Mike and I have this shared memory of laying on the floor, in my parents living room with our feet facing each other, legs lifted and the soles of our Vans touching. I was a Senior in high school, Mike a junior. It was a Sunday and we had just spent the afternoon at the Montgomery mall.
We simultaneously said aloud: “I don’t want a boring life.”
It was almost like we put that out to the world as Prayer—a prayer which was answered in the most non-boring of ways.
I cannot think of a time when my life with Mike has ever been boring. From all the things we endured—to all the things we’ve enjoyed, everything has been quite un-boring. Sometimes I wish this shared prayer of ours translated to only the really good things. But so many of those good things came on the heels and because of the bad things.

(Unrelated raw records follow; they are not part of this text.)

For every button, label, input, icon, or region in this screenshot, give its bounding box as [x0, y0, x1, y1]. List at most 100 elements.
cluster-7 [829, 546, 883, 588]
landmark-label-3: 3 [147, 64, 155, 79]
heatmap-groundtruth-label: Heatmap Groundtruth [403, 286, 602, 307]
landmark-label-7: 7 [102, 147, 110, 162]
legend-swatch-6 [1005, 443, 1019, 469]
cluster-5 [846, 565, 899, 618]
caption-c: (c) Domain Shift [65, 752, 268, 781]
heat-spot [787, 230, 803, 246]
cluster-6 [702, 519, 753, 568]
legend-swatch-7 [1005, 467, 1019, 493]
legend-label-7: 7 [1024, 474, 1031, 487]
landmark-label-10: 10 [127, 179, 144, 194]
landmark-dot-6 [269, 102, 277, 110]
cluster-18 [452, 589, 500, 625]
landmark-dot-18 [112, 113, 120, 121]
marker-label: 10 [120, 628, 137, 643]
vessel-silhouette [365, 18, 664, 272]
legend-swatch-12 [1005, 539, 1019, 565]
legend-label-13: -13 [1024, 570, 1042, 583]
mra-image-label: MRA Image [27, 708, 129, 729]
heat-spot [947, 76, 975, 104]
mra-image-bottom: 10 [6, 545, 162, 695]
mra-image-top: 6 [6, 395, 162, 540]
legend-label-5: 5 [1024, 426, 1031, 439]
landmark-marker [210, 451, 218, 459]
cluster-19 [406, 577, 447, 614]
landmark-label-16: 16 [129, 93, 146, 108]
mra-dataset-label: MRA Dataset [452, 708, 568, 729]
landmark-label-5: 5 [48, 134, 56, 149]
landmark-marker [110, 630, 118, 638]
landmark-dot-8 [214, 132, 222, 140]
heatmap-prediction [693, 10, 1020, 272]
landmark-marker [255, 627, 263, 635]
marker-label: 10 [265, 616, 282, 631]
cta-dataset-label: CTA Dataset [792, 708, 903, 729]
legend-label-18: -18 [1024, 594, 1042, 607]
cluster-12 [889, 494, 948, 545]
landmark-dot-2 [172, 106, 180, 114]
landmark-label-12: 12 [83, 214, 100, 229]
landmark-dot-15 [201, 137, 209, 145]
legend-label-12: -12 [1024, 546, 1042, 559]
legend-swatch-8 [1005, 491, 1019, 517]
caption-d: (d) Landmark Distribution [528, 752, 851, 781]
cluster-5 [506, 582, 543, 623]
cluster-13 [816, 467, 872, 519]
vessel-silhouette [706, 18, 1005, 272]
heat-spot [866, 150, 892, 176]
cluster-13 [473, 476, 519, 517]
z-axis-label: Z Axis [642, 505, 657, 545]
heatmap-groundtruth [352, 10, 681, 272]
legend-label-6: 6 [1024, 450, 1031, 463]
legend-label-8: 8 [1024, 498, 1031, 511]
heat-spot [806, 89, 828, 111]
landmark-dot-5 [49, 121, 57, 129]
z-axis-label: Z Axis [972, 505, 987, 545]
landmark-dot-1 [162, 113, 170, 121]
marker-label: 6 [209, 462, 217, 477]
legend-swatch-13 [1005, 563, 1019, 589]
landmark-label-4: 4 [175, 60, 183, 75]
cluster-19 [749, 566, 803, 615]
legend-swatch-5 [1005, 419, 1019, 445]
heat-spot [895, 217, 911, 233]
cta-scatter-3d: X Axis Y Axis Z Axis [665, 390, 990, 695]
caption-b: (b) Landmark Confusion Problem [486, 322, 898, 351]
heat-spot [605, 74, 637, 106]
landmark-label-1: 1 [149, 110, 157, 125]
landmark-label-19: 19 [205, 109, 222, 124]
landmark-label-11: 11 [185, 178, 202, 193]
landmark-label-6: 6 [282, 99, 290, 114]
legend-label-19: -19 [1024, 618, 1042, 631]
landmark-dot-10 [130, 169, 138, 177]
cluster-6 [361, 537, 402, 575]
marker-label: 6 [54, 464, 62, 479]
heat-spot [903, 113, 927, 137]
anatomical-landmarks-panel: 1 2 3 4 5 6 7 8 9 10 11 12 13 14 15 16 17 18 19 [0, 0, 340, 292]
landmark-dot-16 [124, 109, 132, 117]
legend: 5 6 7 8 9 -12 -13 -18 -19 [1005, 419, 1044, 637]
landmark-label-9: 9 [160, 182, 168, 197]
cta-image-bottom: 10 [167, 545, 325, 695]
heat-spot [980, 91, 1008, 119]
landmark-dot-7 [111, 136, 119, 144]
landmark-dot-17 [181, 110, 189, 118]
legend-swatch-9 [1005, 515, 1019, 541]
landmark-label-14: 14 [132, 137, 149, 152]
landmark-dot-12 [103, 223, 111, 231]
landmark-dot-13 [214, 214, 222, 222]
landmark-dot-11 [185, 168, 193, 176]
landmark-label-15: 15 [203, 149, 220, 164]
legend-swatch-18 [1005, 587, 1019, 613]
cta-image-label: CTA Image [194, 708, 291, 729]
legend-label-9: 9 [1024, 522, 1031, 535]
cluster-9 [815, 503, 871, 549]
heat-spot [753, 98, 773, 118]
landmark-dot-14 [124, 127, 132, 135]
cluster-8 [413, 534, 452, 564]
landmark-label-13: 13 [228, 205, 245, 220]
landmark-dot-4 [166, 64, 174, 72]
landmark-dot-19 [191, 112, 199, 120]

So, we are stuck and happily so.
It is all so blissfully exhausting—living and filling in all the moments, escaping and returning, laughing and crying and finding all the time we can to be together as the Adkins Five. I am so wiped tonight-sore and sweaty and full of smiles when I think of all the things we did in just 48 hours and all the things to come!
After this busy weekend, we will have another busy week and then more on the weekend and so on and so worth. There probably won’t be much time to smell the roses; but that’s just fine because we will only get each of these once and I don’t think I want to stop.
This beautiful, full, exhausting chaotic life is one we created and prayed for. I cannot think of anything better than this.